14 mai 2026

Tchad : un retard persistant sur les droits économiques des femmes en afrique

Un classement continental révélateur pour les droits économiques des femmes au Tchad

L’indice Women, Business and the Law 2026 de la Banque mondiale met en lumière les disparités persistantes en matière d’égalité économique entre les genres sur le continent africain. Si certains pays africains progressent rapidement, le Tchad accuse un retard significatif dans ce domaine.

Avec un score de 51,40 sur 100, la nation tchadienne se classe 36e parmi les 54 économies africaines évaluées. Ce résultat le place immédiatement derrière le Burundi (35e avec 52,68 points) et devant le Botswana et le Nigeria, tous deux ex æquo à la 37e position avec 51,10 points. Cette performance situe le Tchad dans la partie inférieure du classement continental, loin des nations les plus avancées.

Les leaders africains en droits économiques féminins

L’île Maurice domine le classement avec un score impressionnant de 82,30 points. Suivent de près le Togo, qui réalise une avancée notable en se hissant à la 2e place (79,33 points), puis la Côte d’Ivoire en 3e position (78,25 points). La Zambie et l’Afrique du Sud complètent le top 5. Ces pays se distinguent par des réformes législatives ambitieuses touchant des domaines clés comme la mobilité professionnelle, les droits liés au travail, le mariage et l’entrepreneuriat féminin.

Des faiblesses structurelles qui pénalisent le Tchad

Avec un score inférieur à la moyenne africaine (environ 67 points) et mondiale, le Tchad peine à offrir un cadre juridique et pratique favorable à l’autonomie économique des femmes. Malgré une progression dans la lutte contre le harcèlement sexuel en public, le pays reste marqué par des lacunes importantes.
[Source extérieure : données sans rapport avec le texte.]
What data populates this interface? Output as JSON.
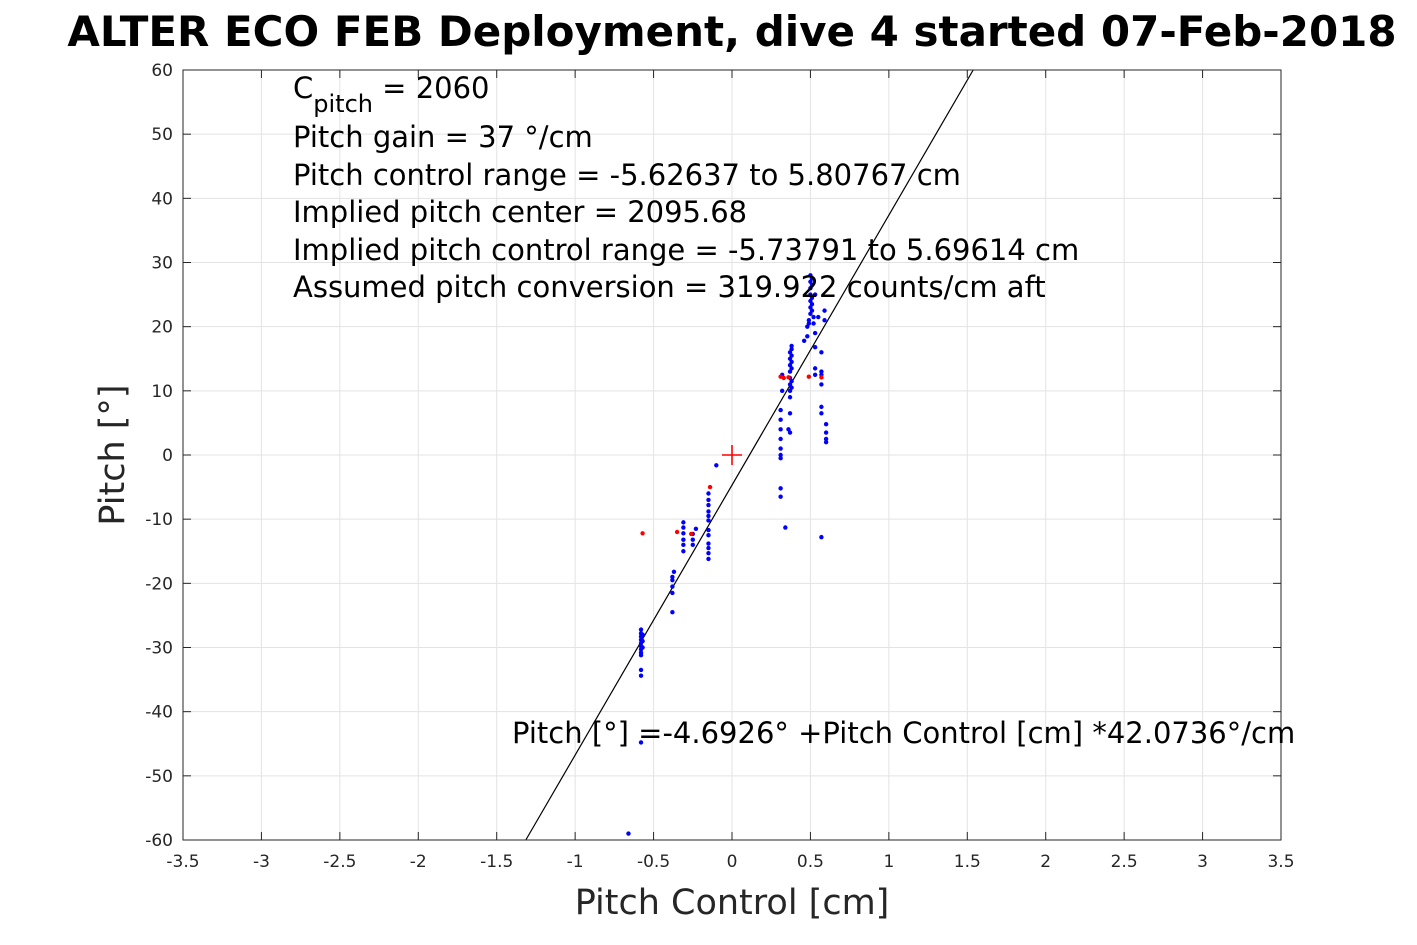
{
  "chart_data": {
    "type": "scatter",
    "title": "ALTER ECO FEB Deployment, dive 4 started 07-Feb-2018",
    "xlabel": "Pitch Control [cm]",
    "ylabel": "Pitch [°]",
    "xlim": [
      -3.5,
      3.5
    ],
    "ylim": [
      -60,
      60
    ],
    "xticks": [
      -3.5,
      -3,
      -2.5,
      -2,
      -1.5,
      -1,
      -0.5,
      0,
      0.5,
      1,
      1.5,
      2,
      2.5,
      3,
      3.5
    ],
    "yticks": [
      -60,
      -50,
      -40,
      -30,
      -20,
      -10,
      0,
      10,
      20,
      30,
      40,
      50,
      60
    ],
    "grid": true,
    "colors": {
      "points_used": "#0000ff",
      "points_excluded": "#ff0000",
      "fit_line": "#000000",
      "center_marker": "#ff0000"
    },
    "fit": {
      "intercept": -4.6926,
      "slope": 42.0736
    },
    "center_marker": {
      "x": 0,
      "y": 0
    },
    "annotations": {
      "cpitch_base": "C",
      "cpitch_sub": "pitch",
      "cpitch_value": " = 2060",
      "pitch_gain": "Pitch gain = 37 °/cm",
      "control_range": "Pitch control range = -5.62637 to 5.80767 cm",
      "implied_center": "Implied pitch center = 2095.68",
      "implied_range": "Implied pitch control range = -5.73791 to 5.69614 cm",
      "conversion": "Assumed pitch conversion = 319.922 counts/cm aft",
      "fit_equation": "Pitch [°] =-4.6926° +Pitch Control [cm] *42.0736°/cm"
    },
    "series": [
      {
        "color": "blue",
        "points": [
          [
            -0.58,
            -27.2
          ],
          [
            -0.58,
            -27.8
          ],
          [
            -0.58,
            -28.3
          ],
          [
            -0.58,
            -28.8
          ],
          [
            -0.58,
            -29.3
          ],
          [
            -0.58,
            -29.8
          ],
          [
            -0.58,
            -30.3
          ],
          [
            -0.58,
            -30.8
          ],
          [
            -0.58,
            -31.2
          ],
          [
            -0.58,
            -33.5
          ],
          [
            -0.58,
            -34.4
          ],
          [
            -0.57,
            -28.0
          ],
          [
            -0.57,
            -29.0
          ],
          [
            -0.57,
            -30.0
          ],
          [
            -0.58,
            -44.8
          ],
          [
            -0.66,
            -59.0
          ],
          [
            -0.38,
            -19.0
          ],
          [
            -0.38,
            -19.5
          ],
          [
            -0.38,
            -20.5
          ],
          [
            -0.38,
            -21.5
          ],
          [
            -0.37,
            -18.2
          ],
          [
            -0.38,
            -24.5
          ],
          [
            -0.31,
            -10.5
          ],
          [
            -0.31,
            -11.3
          ],
          [
            -0.31,
            -12.2
          ],
          [
            -0.31,
            -13.2
          ],
          [
            -0.31,
            -14.0
          ],
          [
            -0.31,
            -15.0
          ],
          [
            -0.25,
            -12.3
          ],
          [
            -0.25,
            -13.2
          ],
          [
            -0.25,
            -14.0
          ],
          [
            -0.23,
            -11.5
          ],
          [
            -0.15,
            -6.0
          ],
          [
            -0.15,
            -7.0
          ],
          [
            -0.15,
            -7.8
          ],
          [
            -0.15,
            -8.8
          ],
          [
            -0.15,
            -9.5
          ],
          [
            -0.15,
            -10.2
          ],
          [
            -0.15,
            -11.7
          ],
          [
            -0.15,
            -12.5
          ],
          [
            -0.15,
            -13.8
          ],
          [
            -0.15,
            -14.5
          ],
          [
            -0.15,
            -15.3
          ],
          [
            -0.15,
            -16.2
          ],
          [
            -0.1,
            -1.6
          ],
          [
            0.31,
            7.0
          ],
          [
            0.31,
            5.5
          ],
          [
            0.31,
            4.0
          ],
          [
            0.31,
            2.5
          ],
          [
            0.31,
            1.0
          ],
          [
            0.31,
            0.0
          ],
          [
            0.31,
            -0.5
          ],
          [
            0.31,
            -5.2
          ],
          [
            0.31,
            -6.5
          ],
          [
            0.34,
            -11.3
          ],
          [
            0.32,
            10.0
          ],
          [
            0.32,
            12.5
          ],
          [
            0.37,
            16.0
          ],
          [
            0.37,
            15.0
          ],
          [
            0.37,
            14.0
          ],
          [
            0.37,
            13.0
          ],
          [
            0.37,
            12.0
          ],
          [
            0.37,
            11.0
          ],
          [
            0.37,
            10.0
          ],
          [
            0.37,
            9.0
          ],
          [
            0.37,
            6.5
          ],
          [
            0.36,
            4.0
          ],
          [
            0.37,
            3.5
          ],
          [
            0.38,
            17.0
          ],
          [
            0.38,
            16.5
          ],
          [
            0.38,
            15.5
          ],
          [
            0.38,
            14.5
          ],
          [
            0.38,
            13.5
          ],
          [
            0.38,
            11.5
          ],
          [
            0.38,
            10.5
          ],
          [
            0.46,
            17.8
          ],
          [
            0.48,
            18.5
          ],
          [
            0.48,
            20.0
          ],
          [
            0.49,
            20.5
          ],
          [
            0.49,
            21.0
          ],
          [
            0.5,
            22.0
          ],
          [
            0.5,
            23.0
          ],
          [
            0.5,
            24.0
          ],
          [
            0.5,
            25.0
          ],
          [
            0.5,
            26.0
          ],
          [
            0.5,
            27.0
          ],
          [
            0.5,
            28.0
          ],
          [
            0.51,
            27.5
          ],
          [
            0.51,
            26.5
          ],
          [
            0.51,
            24.5
          ],
          [
            0.51,
            23.5
          ],
          [
            0.51,
            22.5
          ],
          [
            0.52,
            21.5
          ],
          [
            0.52,
            20.5
          ],
          [
            0.53,
            25.0
          ],
          [
            0.53,
            19.0
          ],
          [
            0.53,
            16.8
          ],
          [
            0.53,
            13.5
          ],
          [
            0.53,
            12.5
          ],
          [
            0.55,
            21.5
          ],
          [
            0.57,
            16.0
          ],
          [
            0.57,
            13.0
          ],
          [
            0.57,
            12.5
          ],
          [
            0.57,
            11.0
          ],
          [
            0.57,
            7.5
          ],
          [
            0.57,
            6.5
          ],
          [
            0.57,
            -12.8
          ],
          [
            0.59,
            22.5
          ],
          [
            0.59,
            21.0
          ],
          [
            0.6,
            4.8
          ],
          [
            0.6,
            3.5
          ],
          [
            0.6,
            2.5
          ],
          [
            0.6,
            2.0
          ]
        ]
      },
      {
        "color": "red",
        "points": [
          [
            -0.57,
            -12.2
          ],
          [
            -0.35,
            -12.0
          ],
          [
            -0.26,
            -12.3
          ],
          [
            -0.14,
            -5.0
          ],
          [
            0.31,
            12.2
          ],
          [
            0.33,
            12.0
          ],
          [
            0.36,
            12.1
          ],
          [
            0.49,
            12.2
          ],
          [
            0.57,
            12.1
          ]
        ]
      }
    ]
  }
}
Parmi les principaux obstacles identifiés figurent l’accès limité au crédit pour les femmes, l’absence de protections solides contre les discriminations professionnelles, des droits parentaux insuffisants ainsi qu’un cadre juridique flou concernant les droits de propriété et d’héritage. Ces carences entravent considérablement la participation économique des femmes tchadiennes, qui représentent pourtant une part majeure de la main-d’œuvre, notamment dans les secteurs agricole et informel.

Un fossé entre les textes et leur mise en œuvre

Le rapport souligne un paradoxe récurrent en Afrique : l’écart persistant entre l’adoption de lois progressistes et leur application concrète. À l’échelle mondiale, seulement 50 % des législations favorables à l’égalité des genres sont effectivement appliquées. Cette situation limite l’impact positif des réformes et freine l’émancipation économique des femmes.

Pour le Tchad, ce classement représente à la fois un constat d’échec et une opportunité. Des mesures ciblées, axées sur la sécurisation des droits de propriété, le renforcement de l’accès au financement et la protection contre les violences économiques, pourraient inverser la tendance et ouvrir la voie à une croissance plus inclusive.